Return to Play After Fasciotomy

  • Val Irion et al. [22] conducted a study with the following rehab protocol on 13 elite-level athletes and demonstrated an 84.6% return to sport at the previous level.

  • Week 1: Patient is weight bearing as tolerated. Wound care with dry sterile gauze is applied.

  • Weeks 2–6: Initiate a rehabilitation program including gait training, knee and ankle ROM exercises, extremity edema/swelling control, and gentle isometric strengthening.

  • Weeks 6–8: Patients are advanced to progressive strengthening, with gradual increase to running, jumping, and sport-specific drills.

  • Most patients (about 80%) after a fasciotomy were able to return to full activity without restrictions at about 12 weeks.

  • However, about 20–30% of patients did have a recurrence of their symptoms.

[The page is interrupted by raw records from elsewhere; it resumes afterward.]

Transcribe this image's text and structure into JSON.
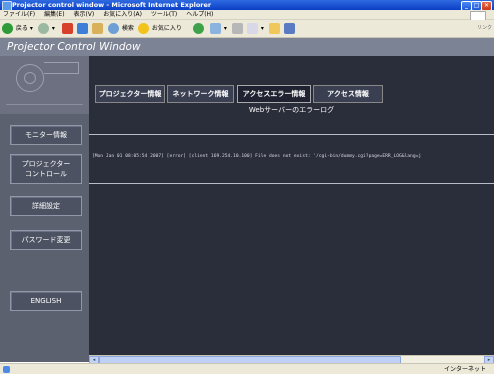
{
  "window": {
    "title": "Projector control window - Microsoft Internet Explorer",
    "controls": [
      "minimize-icon",
      "maximize-icon",
      "close-icon"
    ]
  },
  "menubar": [
    "ファイル(F)",
    "編集(E)",
    "表示(V)",
    "お気に入り(A)",
    "ツール(T)",
    "ヘルプ(H)"
  ],
  "toolbar": {
    "back_label": "戻る",
    "search_label": "検索",
    "favorites_label": "お気に入り",
    "links_label": "リンク"
  },
  "page": {
    "title": "Projector Control Window",
    "sidebar": [
      "モニター情報",
      "プロジェクター\nコントロール",
      "詳細設定",
      "パスワード変更",
      "ENGLISH"
    ],
    "tabs": [
      "プロジェクター情報",
      "ネットワーク情報",
      "アクセスエラー情報",
      "アクセス情報"
    ],
    "active_tab": 2,
    "log_title": "Webサーバーのエラーログ",
    "log_entry": "[Mon Jan 01 08:05:54 2007] [error] [client 169.254.10.100] File does not exist: '/cgi-bin/dummy.cgi?page=ERR_LOG&lang=j"
  },
  "statusbar": {
    "zone": "インターネット"
  },
  "colors": {
    "title_bar": "#0b3fc6",
    "page_header": "#7c8394",
    "sidebar": "#5c6170",
    "content_bg": "#2a2d3a"
  }
}
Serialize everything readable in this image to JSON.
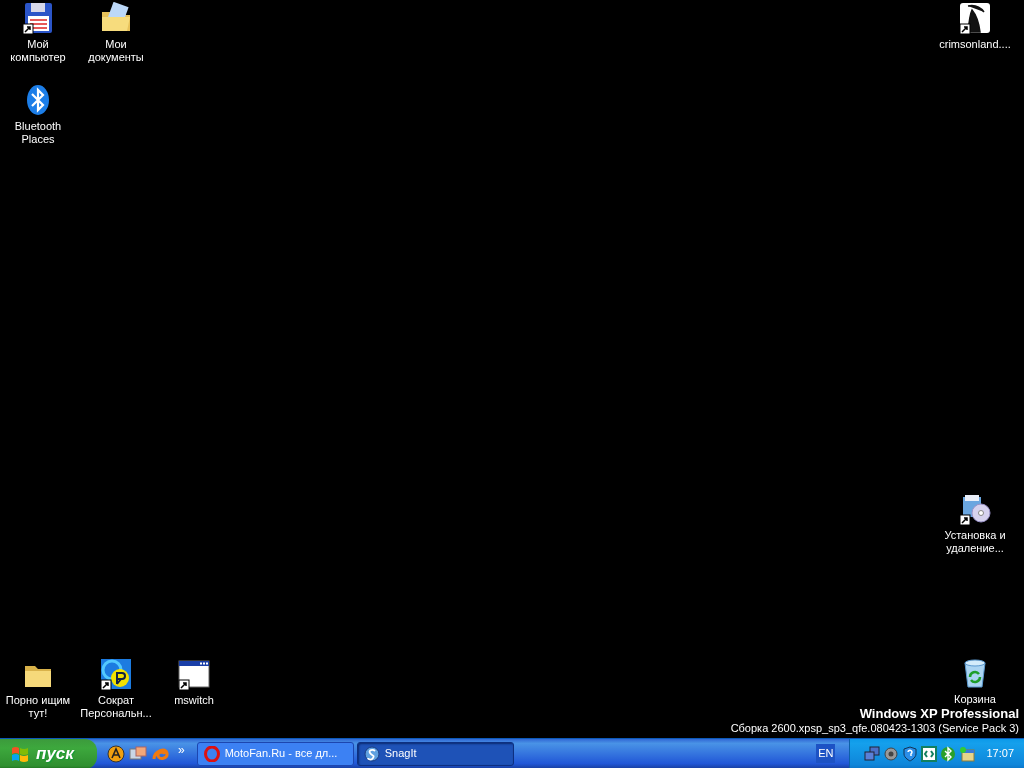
{
  "desktop_icons": [
    {
      "label": "Мой компьютер",
      "kind": "floppy",
      "shortcut": true
    },
    {
      "label": "Мои документы",
      "kind": "docs-folder",
      "shortcut": false
    },
    {
      "label": "Bluetooth Places",
      "kind": "bluetooth",
      "shortcut": false
    },
    {
      "label": "crimsonland....",
      "kind": "reaper",
      "shortcut": true
    },
    {
      "label": "Установка и удаление...",
      "kind": "installer",
      "shortcut": true
    },
    {
      "label": "Порно ищим тут!",
      "kind": "folder",
      "shortcut": false
    },
    {
      "label": "Сократ Персональн...",
      "kind": "translator",
      "shortcut": true
    },
    {
      "label": "mswitch",
      "kind": "window",
      "shortcut": true
    },
    {
      "label": "Корзина",
      "kind": "recycle",
      "shortcut": false
    }
  ],
  "os_banner": {
    "edition": "Windows XP Professional",
    "build": "Сборка 2600.xpsp_sp3_qfe.080423-1303 (Service Pack 3)"
  },
  "taskbar": {
    "start_label": "пуск",
    "quick_launch": [
      {
        "kind": "player"
      },
      {
        "kind": "messenger"
      },
      {
        "kind": "swirl"
      }
    ],
    "overflow": "»",
    "tasks": [
      {
        "label": "MotoFan.Ru - все дл...",
        "kind": "opera",
        "selected": false
      },
      {
        "label": "SnagIt",
        "kind": "snagit",
        "selected": true
      }
    ],
    "language": "EN",
    "tray_icons": [
      {
        "kind": "network"
      },
      {
        "kind": "speaker"
      },
      {
        "kind": "shield"
      },
      {
        "kind": "monitor"
      },
      {
        "kind": "bluetooth"
      },
      {
        "kind": "scheduler"
      }
    ],
    "clock": "17:07"
  }
}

  • Of note, the sample size is too small as well as too great a variability in the sports the players participated in to make generalizations. However, research continues to investigate long-term outcomes of fasciotomies that may help us come closer to a standardized RTP guideline.

When to Refer

  • When acute compartment syndrome is suspected

  • When exercise-induced compartment syndrome becomes recurrent

Referral

  • Primary care physicians, sports medicine, and physiatrists are important for detection of this diagnosis.

  • However, all these patients will need a surgical evaluation for possible need of fasciotomy.